Different types of online business networks / discussion forums

The information exchange: communities who genuinely feel they can pull together will be at home in this sort of environment. What is essential is that individuals do not feel that they compete with others. Ideal applications here are the free airing of problems, and the free giving of advice to help solve them. Examples: InCirculation’s own forum - incirculation.co.uk/cs/forums/default.aspx, and Farming Weekly’s FWispace - www.fwi.co.uk/Community/

The showing off zone: will work in an industry full of big heads, particularly those who think the world simply doesn’t respect or reward them enough. Here, there will be competition to solve people’s problems, if there are any – the biggest snag is that no-one wants to admit to having a problem in the first place. So, if you want to get something going here, you’re going to have to post some imaginary problems for the big heads to solve. Example: www.experts-exchange.com (an IT problem posting page; you post your problem, and experts rush to solve it).

The ‘please give me a job’ space: likely to succeed in industries where demand for jobs outstrips supply, and people can get trapped in a job they no longer enjoy or find challenging. In such cases, people are likely to try to flag themselves up in networks that look a bit like LinkedIn, as they think / hope that headhunters are rooting through the participants aiming to hand out six-figure salaries. Example: LinkedIn – www.linkedin.com

The open sales warfare space: some spaces set up for networking are in industries where the desperation to sell is matched only by the small number of buyers, and their general shyness of being sold to. This results in the entire space being taken up by people shouting about how good their products and services are, and why the buyers should be buying them. Of course, unfortunately for all the sellers, the buyers have all run away with their hands over their ears. Example: Facebook’s ‘facebook 4 business’ group. 18,000 members, and all of them with something to sell.

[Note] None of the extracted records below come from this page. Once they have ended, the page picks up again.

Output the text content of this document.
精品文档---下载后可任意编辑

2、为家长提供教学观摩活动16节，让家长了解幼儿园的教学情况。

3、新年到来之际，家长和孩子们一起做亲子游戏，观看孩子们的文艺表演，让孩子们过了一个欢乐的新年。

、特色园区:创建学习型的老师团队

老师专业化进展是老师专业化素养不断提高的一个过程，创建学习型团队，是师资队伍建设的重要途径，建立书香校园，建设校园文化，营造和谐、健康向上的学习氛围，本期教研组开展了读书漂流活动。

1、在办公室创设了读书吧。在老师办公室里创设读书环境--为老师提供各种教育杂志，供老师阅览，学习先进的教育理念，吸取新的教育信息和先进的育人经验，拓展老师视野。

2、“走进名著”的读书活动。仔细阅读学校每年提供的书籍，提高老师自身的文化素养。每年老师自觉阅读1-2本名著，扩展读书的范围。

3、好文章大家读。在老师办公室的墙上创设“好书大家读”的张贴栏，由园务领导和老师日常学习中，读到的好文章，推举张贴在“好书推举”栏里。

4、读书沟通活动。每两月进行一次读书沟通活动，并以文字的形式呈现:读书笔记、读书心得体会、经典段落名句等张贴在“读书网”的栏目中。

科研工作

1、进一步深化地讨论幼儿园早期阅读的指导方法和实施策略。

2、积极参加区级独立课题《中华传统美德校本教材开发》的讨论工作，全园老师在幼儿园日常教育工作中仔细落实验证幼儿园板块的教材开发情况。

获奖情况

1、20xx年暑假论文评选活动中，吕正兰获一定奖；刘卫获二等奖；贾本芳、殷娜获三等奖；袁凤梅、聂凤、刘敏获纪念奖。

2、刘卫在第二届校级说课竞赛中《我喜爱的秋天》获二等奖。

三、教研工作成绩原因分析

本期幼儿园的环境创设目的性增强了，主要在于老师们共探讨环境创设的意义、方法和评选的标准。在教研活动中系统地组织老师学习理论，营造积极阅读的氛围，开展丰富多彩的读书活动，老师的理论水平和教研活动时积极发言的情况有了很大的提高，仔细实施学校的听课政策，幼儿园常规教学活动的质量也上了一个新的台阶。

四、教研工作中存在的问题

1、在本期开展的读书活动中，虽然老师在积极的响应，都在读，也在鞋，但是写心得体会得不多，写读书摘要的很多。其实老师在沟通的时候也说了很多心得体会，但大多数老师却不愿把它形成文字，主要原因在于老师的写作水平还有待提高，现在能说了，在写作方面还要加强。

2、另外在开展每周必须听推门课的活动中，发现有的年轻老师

Loudly.

Tumbleweed.com: typically designed for thoughtful professions such as engineering, where British politeness combines with professional reticence and fear of embarrassment to make people actually scared to contribute. Discussion forums and plaintive requests for help are met with the online equivalent of a stony silence, and internet tumbleweed scampers across the screen. Example: all the discussion forums in ‘the professions’.